With a mouth full of buttery bread, I asked, “When did Casper get home?”

Scraping entrails into a bucket, Mom said, “In the wee hours of the morning.” I nodded and looked at my brother with awe. He’d left home after work yesterday to drive to Lake Superior for the smelt run. How quickly he must have filled the huge milk-can and then drive all the way home again! If he slept at all, it was for only a few hours.

Catholics universally abstained from meat every Friday during my childhood. We did it as a penance in commemoration of Our Lord’s crucifixion on a Friday two thousand years ago. In September 1983, Canon rules were passed by bishops stating that other penitential practices could be substituted. The requirement to do penance on Fridays was not discontinued. All adult Catholics are still required to abstain from meat on Lenten Fridays, in addition to being required to fast on Ash Wednesday and Good Friday.

Mom loved fish meals. I once said to her, “Eating fish on Fridays isn’t as much of a penance for you as it is for others.” Thinking back on it, her penance was having to patiently put up with our carping over it.

While I love community smelt fries, Friday fish fries at restaurants and freshly caught walleye, having to choose fish instead of what I really want on some Fridays is doing penance. Having to eat canned tuna, is doing a huge penance!

Growing up in Central Wisconsin, one fish that I never ate fresh was salmon.
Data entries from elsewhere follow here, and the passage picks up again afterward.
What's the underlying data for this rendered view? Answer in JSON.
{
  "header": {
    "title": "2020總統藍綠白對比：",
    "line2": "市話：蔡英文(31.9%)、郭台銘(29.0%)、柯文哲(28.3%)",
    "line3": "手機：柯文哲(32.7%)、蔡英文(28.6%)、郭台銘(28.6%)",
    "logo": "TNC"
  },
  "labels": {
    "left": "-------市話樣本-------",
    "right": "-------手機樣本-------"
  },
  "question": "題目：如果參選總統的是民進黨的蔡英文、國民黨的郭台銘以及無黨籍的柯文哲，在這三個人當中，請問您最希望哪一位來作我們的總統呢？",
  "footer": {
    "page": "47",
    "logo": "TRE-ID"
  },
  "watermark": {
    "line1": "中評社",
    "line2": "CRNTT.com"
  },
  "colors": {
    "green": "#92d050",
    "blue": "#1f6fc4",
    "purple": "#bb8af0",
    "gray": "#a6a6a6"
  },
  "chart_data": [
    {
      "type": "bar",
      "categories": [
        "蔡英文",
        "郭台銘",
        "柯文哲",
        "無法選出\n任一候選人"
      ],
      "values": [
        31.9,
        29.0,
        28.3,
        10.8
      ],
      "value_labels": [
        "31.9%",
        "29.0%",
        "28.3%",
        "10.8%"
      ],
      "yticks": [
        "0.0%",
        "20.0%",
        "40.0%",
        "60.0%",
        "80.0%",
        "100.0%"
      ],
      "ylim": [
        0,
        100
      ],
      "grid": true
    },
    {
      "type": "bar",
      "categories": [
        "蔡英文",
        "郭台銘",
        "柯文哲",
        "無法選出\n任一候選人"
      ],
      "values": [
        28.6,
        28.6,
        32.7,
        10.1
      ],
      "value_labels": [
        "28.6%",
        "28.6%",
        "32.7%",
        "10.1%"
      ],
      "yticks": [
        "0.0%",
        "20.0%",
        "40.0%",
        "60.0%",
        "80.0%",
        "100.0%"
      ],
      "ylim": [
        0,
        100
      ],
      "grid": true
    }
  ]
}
In the year 2000 my husband and I took a vacation in Seattle with our 18 year-old daughter. One afternoon while visiting the Belltown neighborhood, only blocks away from Seattle’s famous fish market, we stopped at a restaurant bar. Seeing salmon on the menu, I said, “If anyone knows how to make and serve salmon, this would be the place. Let’s order fresh salmon to see how it tastes.”

When the salmon dish arrived at our table, I took a taste and made a face. Arnie took a bite, shoved the plate away and shook his head. He looked as if he wanted to spit it out. Our daughter watched our reactions and very carefully took a very small forkful of the greasy, pink meat. Tammie quickly chewed, swallowed and gulped down water to make the fishy taste go away.

Arnie had the opportunity to fish in Lake Michigan with our neighborhood dentist a few times. During Lent a year after my husband’s sudden and unexpected death, Dr. Martin gave me two fillets of salmon from Lake Michigan. Thinking, “Yuck!” to myself, I politely said, “Thank you, but I’ve never cooked salmon.”

He said, “Use your grill. Once you get the briquettes to be coals, push some to the right and the rest to the left. Then put the salmon on a cedar board on the grill above, between the two piles of coal. Season it with salt and pepper.”

I invited my bachelor brothers to share a meal with me on Good Friday. I said, “Instead of eating a big, fancy restaurant meal, let me make a humble little meal with this salmon. I’ll make a loaf of bread and a small salad to go with it.”

Casper brought a bottle of his wonderful homemade wine to drink with our meal. After pouring a glass for the each of us, I turned to take the bread out of the oven. It was fragrant, crispy-crust perfection. The green salad tasted like happy spring-time hopes. Ten minutes after shutting the grill lid over the fish, I dashed outside to save it. Far from being ruined, the fish was soft, moist and delicious.

We ate together in pleasurable silence. After my last bite I laid my fork down on the dish and said, “The Lord has a good sense of humor. I thought I was making a humble Good Friday fish supper. He made it turn out to be a gourmet meal!”